Imam Ahmad mengatakan, telah menceritakan kepada kami Muhammad ibnu Ja’far, telah menceritakan kepada kami Syu’bah, dari Abu Imran, dari Talhah ibnu Abdullah, dari Aisyah, bahwa ia pernah bertanya kepada Rasulullah صَلَّى اللهُ عَلَيْهِ وَسَلَّمَ Untuk itu ia mengatakan: “Sesungguhnya aku mempunyai dua orang tetangga. maka kepada siapakah aku akan mengirimkan hadiah (kiriman) ini?” Nabi صَلَّى اللهُ عَلَيْهِ وَسَلَّمَ bersabda, “Kepada tetangga yang pintunya lebih dekat kepadamu.”
Imam Bukhari meriwayatkannya melalui hadis Syu’bah dengan sanad yang sama.
Firman Allah سُبْحَانَهُ وَ تَعَالَى:
dan (berbuat baiklah kepada) teman-teman sejawat.
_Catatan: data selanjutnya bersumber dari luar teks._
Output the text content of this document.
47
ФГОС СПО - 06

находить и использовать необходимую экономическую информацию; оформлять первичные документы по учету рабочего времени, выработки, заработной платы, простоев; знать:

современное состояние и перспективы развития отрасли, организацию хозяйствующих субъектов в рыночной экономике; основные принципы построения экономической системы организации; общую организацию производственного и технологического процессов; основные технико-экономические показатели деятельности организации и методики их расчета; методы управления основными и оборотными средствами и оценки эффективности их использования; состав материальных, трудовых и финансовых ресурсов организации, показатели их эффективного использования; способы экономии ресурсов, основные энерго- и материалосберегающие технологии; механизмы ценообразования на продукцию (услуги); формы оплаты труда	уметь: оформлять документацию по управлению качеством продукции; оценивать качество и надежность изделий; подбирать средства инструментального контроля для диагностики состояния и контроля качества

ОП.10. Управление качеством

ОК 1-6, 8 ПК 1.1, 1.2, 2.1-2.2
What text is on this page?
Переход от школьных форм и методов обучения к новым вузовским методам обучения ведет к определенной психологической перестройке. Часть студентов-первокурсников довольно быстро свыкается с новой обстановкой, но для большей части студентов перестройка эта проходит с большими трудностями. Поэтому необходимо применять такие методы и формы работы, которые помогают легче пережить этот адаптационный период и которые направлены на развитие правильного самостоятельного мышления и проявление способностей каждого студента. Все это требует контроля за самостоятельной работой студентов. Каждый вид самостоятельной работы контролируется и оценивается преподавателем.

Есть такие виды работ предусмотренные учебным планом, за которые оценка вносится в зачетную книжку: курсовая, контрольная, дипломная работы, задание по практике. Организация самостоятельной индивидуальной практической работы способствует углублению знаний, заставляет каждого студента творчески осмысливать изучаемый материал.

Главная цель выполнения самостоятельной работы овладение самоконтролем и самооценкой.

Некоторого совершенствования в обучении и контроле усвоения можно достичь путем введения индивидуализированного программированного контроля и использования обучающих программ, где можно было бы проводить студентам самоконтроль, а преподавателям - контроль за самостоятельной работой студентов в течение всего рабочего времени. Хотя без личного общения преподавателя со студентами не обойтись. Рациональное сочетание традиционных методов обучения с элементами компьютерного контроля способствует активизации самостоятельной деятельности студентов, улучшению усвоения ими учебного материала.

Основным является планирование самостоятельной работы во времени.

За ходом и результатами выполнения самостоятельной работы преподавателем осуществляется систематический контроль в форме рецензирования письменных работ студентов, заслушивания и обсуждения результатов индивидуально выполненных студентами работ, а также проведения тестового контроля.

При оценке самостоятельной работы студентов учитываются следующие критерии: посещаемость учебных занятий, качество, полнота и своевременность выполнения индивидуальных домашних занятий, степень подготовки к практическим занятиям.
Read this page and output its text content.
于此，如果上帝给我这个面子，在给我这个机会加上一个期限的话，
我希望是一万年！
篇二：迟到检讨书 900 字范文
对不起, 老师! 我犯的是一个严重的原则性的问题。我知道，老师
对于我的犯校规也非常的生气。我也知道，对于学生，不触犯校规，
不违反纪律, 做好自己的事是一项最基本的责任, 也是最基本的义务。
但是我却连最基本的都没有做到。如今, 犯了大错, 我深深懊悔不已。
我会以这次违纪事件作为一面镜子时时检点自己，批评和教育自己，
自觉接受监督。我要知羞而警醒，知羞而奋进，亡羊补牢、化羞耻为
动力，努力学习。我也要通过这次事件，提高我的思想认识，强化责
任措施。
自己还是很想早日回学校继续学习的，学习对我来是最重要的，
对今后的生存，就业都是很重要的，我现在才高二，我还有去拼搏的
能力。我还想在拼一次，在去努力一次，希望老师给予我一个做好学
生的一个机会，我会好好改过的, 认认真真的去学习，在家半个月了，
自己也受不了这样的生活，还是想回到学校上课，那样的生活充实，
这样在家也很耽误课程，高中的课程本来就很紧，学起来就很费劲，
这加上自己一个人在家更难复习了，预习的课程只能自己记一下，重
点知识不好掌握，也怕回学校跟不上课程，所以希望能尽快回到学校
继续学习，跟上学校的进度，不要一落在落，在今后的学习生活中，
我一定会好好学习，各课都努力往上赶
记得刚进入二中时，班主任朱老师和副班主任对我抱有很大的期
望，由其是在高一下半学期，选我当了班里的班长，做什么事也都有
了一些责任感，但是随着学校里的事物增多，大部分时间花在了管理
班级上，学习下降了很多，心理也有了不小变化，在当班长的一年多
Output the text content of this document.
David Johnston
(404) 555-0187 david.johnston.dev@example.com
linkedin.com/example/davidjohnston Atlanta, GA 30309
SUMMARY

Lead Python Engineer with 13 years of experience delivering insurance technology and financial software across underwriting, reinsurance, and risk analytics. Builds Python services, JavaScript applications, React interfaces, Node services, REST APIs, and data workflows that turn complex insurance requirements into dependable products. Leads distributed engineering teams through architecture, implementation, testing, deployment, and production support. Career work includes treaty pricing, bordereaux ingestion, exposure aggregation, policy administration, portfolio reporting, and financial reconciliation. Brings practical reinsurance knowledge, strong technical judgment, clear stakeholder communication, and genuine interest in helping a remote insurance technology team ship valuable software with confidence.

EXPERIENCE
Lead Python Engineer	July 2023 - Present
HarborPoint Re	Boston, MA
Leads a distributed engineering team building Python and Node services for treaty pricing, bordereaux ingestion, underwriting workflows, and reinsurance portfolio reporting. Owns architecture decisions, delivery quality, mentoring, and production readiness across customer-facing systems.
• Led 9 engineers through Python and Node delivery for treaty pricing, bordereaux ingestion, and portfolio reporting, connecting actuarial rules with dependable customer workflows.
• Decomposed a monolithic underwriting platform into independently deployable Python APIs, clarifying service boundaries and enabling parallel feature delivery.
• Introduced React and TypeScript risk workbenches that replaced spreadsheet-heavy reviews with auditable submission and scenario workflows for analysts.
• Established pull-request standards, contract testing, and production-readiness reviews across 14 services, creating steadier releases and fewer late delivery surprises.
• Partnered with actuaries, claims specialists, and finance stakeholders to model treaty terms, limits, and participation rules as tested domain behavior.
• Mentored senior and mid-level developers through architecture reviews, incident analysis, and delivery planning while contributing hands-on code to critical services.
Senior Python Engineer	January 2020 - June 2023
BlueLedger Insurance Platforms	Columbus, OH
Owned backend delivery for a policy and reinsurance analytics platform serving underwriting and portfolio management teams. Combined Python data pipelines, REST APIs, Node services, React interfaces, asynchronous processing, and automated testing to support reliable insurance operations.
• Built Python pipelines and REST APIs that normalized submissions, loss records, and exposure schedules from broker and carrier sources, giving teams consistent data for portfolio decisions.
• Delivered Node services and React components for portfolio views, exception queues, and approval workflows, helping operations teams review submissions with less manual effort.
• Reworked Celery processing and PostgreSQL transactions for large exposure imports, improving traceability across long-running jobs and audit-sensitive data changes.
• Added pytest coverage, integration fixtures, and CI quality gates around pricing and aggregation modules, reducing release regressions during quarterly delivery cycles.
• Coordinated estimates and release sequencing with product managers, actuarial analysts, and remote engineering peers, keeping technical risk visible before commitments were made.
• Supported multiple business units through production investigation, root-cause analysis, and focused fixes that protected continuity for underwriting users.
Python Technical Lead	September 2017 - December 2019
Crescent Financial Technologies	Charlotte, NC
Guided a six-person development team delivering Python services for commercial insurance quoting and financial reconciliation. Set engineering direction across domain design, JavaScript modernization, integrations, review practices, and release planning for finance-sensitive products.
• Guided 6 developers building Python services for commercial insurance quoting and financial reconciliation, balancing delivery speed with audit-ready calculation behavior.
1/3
As-Sauri meriwayatkan dari Jabir Al-Ju’fi, dari Asy-Sya’bi, dari Ali dan Ibnu Mas’ud, yang dimaksud ialah istri.
Ibnu Abu Hatim mengatakan, telah diriwayatkan dari Abdur Rahman ibnu Abu Laila, Ibrahim An-Nakha’i, Al-Hasan, dan Sa’id ibnu Jubair dalam salah satu riwayatnya yang menyatakan hal selain itu.
Ibnu Abbas dan sejumlah ulama mengatakan, yang dimaksud adalah tamu. Ibnu Abbas, Mujahid, Ikrimah, dan Qatadah mengatakan bahwa yang dimaksud adalah teman seperjalanan.
Adapun Ibnu Sabil, menurut Ibnu Abbas dan sejumlah ulama, yang dimaksud adalah tamu. Menurut Mujahid, Abu Ja’far, Al-Baqir, Al-Hasan, Ad-Dahhak, dan Muqatil, yang dimaksud dengan Ibnu Sabil ialah orang yang sedang dalam perjalanan yang mampir kepadamu. Pendapat ini lebih jelas, sekalipun pendapat yang mengatakan “tamu” bermaksud orang yang dalam perjalanan, lalu bertamu, pada garis besarnya kedua pendapat bermaksud sama.
Pembahasan mengenai Ibnu Sabil ini akan diketengahkan secara rinci dalam tafsir surat Al-Bara’ah (surat At-Taubah). Hanya kepada Allah mohon keperca-yaan dan hanya kepada-Nya bertawakal.
Firman Allah سُبْحَانَهُ وَ تَعَالَى:
dan (berbuat baiklah kepada) hamba sahaya yang kalian miliki.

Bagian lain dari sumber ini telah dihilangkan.